8. So now the problem. Mortgages reset after the initial grace-period of low payment (sub-prime/Ninja) and those in the homes couldn't afford the payment. The bank started repossessing homes at an exponential rate. Reduced Demand -- Same large supply...prices have to come down. When home prices fell, so did home-equity lines of credit. Those who took out home-equity lines of credit were asked to pay them back b/c the house price no longer justified the amount given (the bank couldn't repossess the home and sell it to claim their money...the houses weren't worth enough). So added to the normal defaults caused by CRA/Sub-Prime/Ninja loans, you now had people defaulting on Home-Equity lines of credit...further increasing the speed at which home were foreclosed on. Bigger drop in Demand, same large supply of homes, prices fall further...
9. So, banks got caught holding some of the mortgages that defaulted, Fannie/Freddy got caught holding 65+% of those loans that were toxic (defaulting), AIG and the other insurance companies that were supposed to support these guys by insuring defaults didn't have the money to do so b/c they all came to them at once so they declared bankruptcy, the derivatives market stopped trading b/c nobody knew what packaged loans were toxic (no trust, no trade), the banks stopped loaning b/c they didn't know how badly they were affected...so we had these house of glass that came crumbling down and put a stop in all trading...stocks, bonds, real estate, derivatives, etc. etc..
10. Who is to blame? Lots of folks -- both parties, incompetent oversight committees that failed to act, banks, consumers and investors. The problem is Fannie/Freddy enabled both the banks to loan by securitizing their loans, no questions asked. They also supplied the derivatives markets by re-rating mortgages (making investors believe they were getting a chocolate bar and not a turd). By initiating CRA, the government artificially inflated the housing market by increasing Demand w/ people who couldn't sustain their place in the market. The poster below says it well.

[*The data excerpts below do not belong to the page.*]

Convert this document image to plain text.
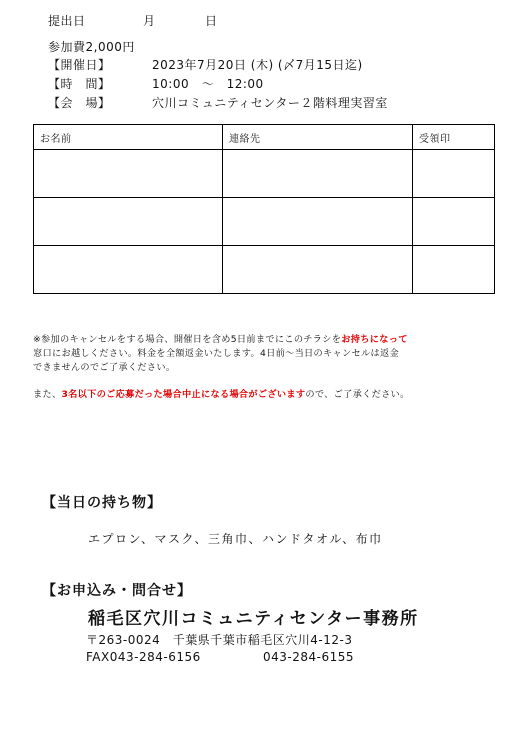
提出日	月	日
参加費2,000円
【開催日】	2023年7月20日 (木) (〆7月15日迄)
【時　間】	10:00　～　12:00
【会　場】	穴川コミュニティセンター２階料理実習室
お名前	連絡先	受領印

※参加のキャンセルをする場合、開催日を含め5日前までにこのチラシをお持ちになって
窓口にお越しください。料金を全額返金いたします。4日前～当日のキャンセルは返金
できませんのでご了承ください。
また、3名以下のご応募だった場合中止になる場合がございますので、ご了承ください。
【当日の持ち物】
エプロン、マスク、三角巾、ハンドタオル、布巾
【お申込み・問合せ】
稲毛区穴川コミュニティセンター事務所
〒263-0024　千葉県千葉市稲毛区穴川4-12-3
FAX043-284-6156	043-284-6155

Here are a few clips of the discussion over Fannie/Freddy - one includes Obama taking part in suing Citibank for not abiding by CRA loaning standards (giving loans to unqualified consumers) -- whoops:
http://www.youtube.com/watch?v=hxMInSfanqg&feature=related
http://iusbvision.wordpress.com/2008/09/30/obama-sued-citibank-under-cra-to-force-it-to-make-bad-loans/
Look at the number of Sub-Prime Loans given:
http://bp2.blogger.com/_otfwl2zc6Qc/SH9S3arkp9I/AAAAAAAAFJc/o2KV2UAfsZA/s1600-h/sub.bmp
Look at housing prices that correspond to the loans given above...and then the plummet!
http://mysite.verizon.net/vzeqrguz/housingbubble/
Hope that helps a little...if not, check Wikipedia.